Shantaram, By Gregory David Roberts
The really incredible thing about Shantaram, is the fact that it’s ‘supposedly‘ based on real events. This is the novelised, slightly fictionalised story of the author’s life in Bombay in the 1980s. After escaping from an Australian jail, he flees his home country to the slums of India, where he becomes embroiled in the seedy underworld, and comes to embrace his new life. The book delves deep into Indian slum life, and further afield, as he even becomes part of the Mujahadeen War in Afghanistan. Maybe some of it is too crazy to be true, but it’s certainly a mad travelogue to read.
Holidays In Hell, By P. J. O’Rourke
This is not your average piece of travel literature. That’s because Mr O’Rourke isn’t your average travel writer. His stories are from the danger zone. He travels to war zones, politically unstable countries and no go nations that most people stay clear of. His book is a collection of his holidays in hell, essays and articles he published, mainly through the 80’s and 90’s. His satire is brilliant, he usually ends up drunk and he might just convince you to take a holiday in hell too.
Burmese Days, By George Orwell
This was Orwell’s first novel. A tribute written in the dieing days of the British Empire, and based loosely on his own experiences in the colonial administration of Burma. The story follows John Flory, and delves deep into colonial society, as it reveals the disillusionment felt by the main character and the harsh treatment of the locals.

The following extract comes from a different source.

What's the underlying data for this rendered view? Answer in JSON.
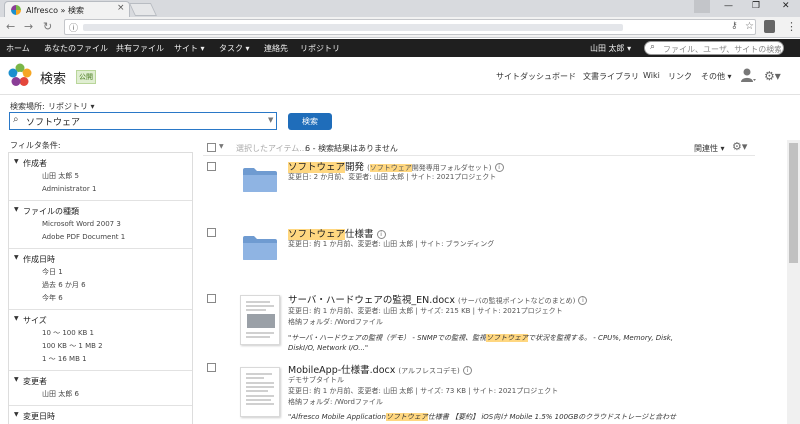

At the same time it transports you the beautiful country that is Burma, and is a must read for anyone travelling here who wants to try to understand the nation’s colonial history and current problems.
Anything By Ernest Hemingway!
Any of Hemingway’s work will inspire you to adventure, or to something bigger than yourself. Just look at his novels from World War I, such as A Farewell To Arms, or the Spanish Civil War- For Whom The Bell Tolls comes to mind- he was a writer who immersed himself in conflict and ideals. He didn’t just write, but he lived. His love of bullfighting might be seen as outdated now, but his books on the Spanish fiestas will instantly give you the urge to drink sangria in Spain. Hemingway single handed threw the bull running of Pamplona-check out The Sun Also Rises- into the international spotlight, and how many bucket lists is the festival on now?